Meak considered how costs might add up for an international or Cambodian student wanting to come to Siem Reap to study or train.

“Where can they go?” he says. “If they pay for a hostel at $4 a night how much will they pay for a week or a month? And there is no family to look after them if they are young. So I suggested to my aunt and my grandmother that we work together to open a homestay in the city, offering visitors a cheap and reasonable place to stay.”

He adds that many hostels and guesthouses will not actually accept Khmer guests, because the owners think they will not spend as much money as tourists.

Meak spent a few weeks renovating the property, taking care to preserve the original details right down to the roof tiles.

“What you see today is the original style of the house,” he says. “It was built like this at the beginning. Some parts of the roof were broken. I tried to find tiles to replace the broken ones, but it was really hard to find these diamond-shaped ones. They don’t produce such tiles any more, but I looked in the pagodas and old houses from the same period, and managed to find thirty tiles.

Carved wood detail on one of the walls.Miranda Glasser

“Most of the interior is not painted because I would like to keep it as original as possible,” he adds.

The airy house is filled with history : Meak’s grandmother was living there when the Khmer Rouge took over. After the war, Meak says, she was lucky to get it back.

“It was used to keep grain, rice and corn during the Khmer Rouge regime,” he says. “When my grandmother returned after the collapse of the Khmer Rouge, she saw the grains there. Upstairs was the regime tailors' work place. This is why the house remains almost intact. It is lucky for her the Vietnamese army gave her back the house after they left Siem Reap.”

In addition to the family’s living quarters, the large stilted house contains three double-rooms and a dormitory-type set up with five single beds. There are also desks dotted around for people wishing to study.

“There are three rooms we can offer guests and another large space which contains five beds where we can receive guests if they come in a group of four or five. It’s like a kind of hostel. For international guests I may charge them $4 without breakfast and $5 with breakfast. But for national guests especially rural people who come to Siem Reap for training I may charge them only $1.”

There is a restaurant downstairs serving Khmer food, and Meak plans to introduce a photo gallery upstairs featuring pictures of Cambodian people working in the Angkor region. Over the next year he also aims to invite dancers and traditional singers from other regions to perform.

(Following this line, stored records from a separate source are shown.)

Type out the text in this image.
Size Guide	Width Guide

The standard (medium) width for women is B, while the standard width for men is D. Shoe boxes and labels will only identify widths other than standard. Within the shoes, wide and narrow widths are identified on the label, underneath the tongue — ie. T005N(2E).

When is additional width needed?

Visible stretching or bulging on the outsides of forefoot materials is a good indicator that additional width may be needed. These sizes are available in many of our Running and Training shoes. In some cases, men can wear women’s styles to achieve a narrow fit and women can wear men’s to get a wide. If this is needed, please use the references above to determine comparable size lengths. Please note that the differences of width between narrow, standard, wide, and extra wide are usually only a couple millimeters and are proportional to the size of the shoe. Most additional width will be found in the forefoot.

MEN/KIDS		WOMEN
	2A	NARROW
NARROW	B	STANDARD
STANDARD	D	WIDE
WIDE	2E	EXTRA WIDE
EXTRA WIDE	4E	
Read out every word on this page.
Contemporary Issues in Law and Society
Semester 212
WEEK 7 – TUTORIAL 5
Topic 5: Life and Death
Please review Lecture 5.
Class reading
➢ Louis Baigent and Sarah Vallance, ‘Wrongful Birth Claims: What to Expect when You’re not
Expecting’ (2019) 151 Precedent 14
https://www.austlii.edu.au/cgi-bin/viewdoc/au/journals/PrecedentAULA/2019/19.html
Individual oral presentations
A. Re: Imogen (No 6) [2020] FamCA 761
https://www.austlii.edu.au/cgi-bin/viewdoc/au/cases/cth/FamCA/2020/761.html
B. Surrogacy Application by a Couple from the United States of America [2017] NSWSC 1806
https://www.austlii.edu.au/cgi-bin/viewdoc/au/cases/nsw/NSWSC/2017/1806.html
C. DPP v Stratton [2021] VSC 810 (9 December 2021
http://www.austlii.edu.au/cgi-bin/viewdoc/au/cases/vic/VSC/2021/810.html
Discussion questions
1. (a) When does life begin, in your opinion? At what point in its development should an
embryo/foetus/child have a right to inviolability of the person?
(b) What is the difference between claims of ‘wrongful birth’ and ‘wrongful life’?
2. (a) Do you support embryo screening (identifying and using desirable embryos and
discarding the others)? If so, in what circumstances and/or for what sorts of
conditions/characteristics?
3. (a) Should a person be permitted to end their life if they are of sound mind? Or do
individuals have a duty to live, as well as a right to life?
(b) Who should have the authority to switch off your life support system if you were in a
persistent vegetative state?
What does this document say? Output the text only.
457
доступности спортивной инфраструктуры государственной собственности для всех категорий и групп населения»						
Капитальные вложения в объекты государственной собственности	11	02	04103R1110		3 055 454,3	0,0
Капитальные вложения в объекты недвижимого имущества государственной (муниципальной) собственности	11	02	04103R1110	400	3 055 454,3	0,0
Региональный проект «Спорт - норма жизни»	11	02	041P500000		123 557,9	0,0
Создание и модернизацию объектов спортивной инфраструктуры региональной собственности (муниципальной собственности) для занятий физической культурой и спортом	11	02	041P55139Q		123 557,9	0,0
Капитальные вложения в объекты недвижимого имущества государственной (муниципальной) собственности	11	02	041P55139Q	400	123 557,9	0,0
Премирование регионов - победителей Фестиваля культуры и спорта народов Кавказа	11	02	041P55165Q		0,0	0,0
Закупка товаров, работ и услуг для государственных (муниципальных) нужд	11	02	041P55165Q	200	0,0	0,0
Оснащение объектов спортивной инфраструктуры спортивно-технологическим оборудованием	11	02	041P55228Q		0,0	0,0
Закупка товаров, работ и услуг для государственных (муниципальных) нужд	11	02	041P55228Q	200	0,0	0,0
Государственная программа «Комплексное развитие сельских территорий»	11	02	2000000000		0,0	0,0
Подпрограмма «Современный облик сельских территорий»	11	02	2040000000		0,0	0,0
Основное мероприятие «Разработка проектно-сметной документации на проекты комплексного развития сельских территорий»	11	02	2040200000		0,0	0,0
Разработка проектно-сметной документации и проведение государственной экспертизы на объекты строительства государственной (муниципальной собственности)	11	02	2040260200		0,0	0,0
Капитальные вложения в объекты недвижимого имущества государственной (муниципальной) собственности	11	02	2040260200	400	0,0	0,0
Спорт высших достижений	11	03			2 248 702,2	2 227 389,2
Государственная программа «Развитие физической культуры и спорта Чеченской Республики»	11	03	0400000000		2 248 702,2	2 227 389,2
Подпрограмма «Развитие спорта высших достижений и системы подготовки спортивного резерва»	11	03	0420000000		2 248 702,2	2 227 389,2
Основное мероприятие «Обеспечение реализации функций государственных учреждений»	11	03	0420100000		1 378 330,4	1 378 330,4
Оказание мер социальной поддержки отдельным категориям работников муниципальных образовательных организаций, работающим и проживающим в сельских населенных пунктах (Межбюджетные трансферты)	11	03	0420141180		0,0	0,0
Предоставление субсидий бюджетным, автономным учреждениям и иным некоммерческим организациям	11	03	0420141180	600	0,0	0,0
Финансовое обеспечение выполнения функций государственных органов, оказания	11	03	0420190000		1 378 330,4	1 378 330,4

“My aunt is a radio presenter in Siem Reap, but before the Khmer Rouge regime she was a dancer in the Ballet Royale,” he says. “My grandma was living in the Royal Palace before the Khmer Rouge regime so I would like to revive what she used to do.”

Angkor Homestay Art Restaurant owner Meak Em with his aunt, Sovan Solida Chum.Miranda Glasser

He emphasises that it is important that younger people can have a homestay in the city, but adds that he expects to receive both foreign and Khmer guests. In fact, his greatest wish is to transform the property into a “connecting point” between local and international visitors.

“When they meet each other I expect that there will be a cultural transfer, especially in language and life skills that they can learn from each other,” he says. “This is my main hope. I also want to try and link leisure to livelihoods, meaning that I would like to transform this house into an educational place where students, teachers, working people or researchers can come and live like they would at home, and can visit the temples or do their studies in Siem Reap.

“I think most young Cambodians living in other provinces or rural areas have less opportunity to travel outside their province due to the high price of the accommodation, so I want to give a cheap place for them which allows them to travel outside their homeland to experience life outside their province. I want to help them expand their horizons.”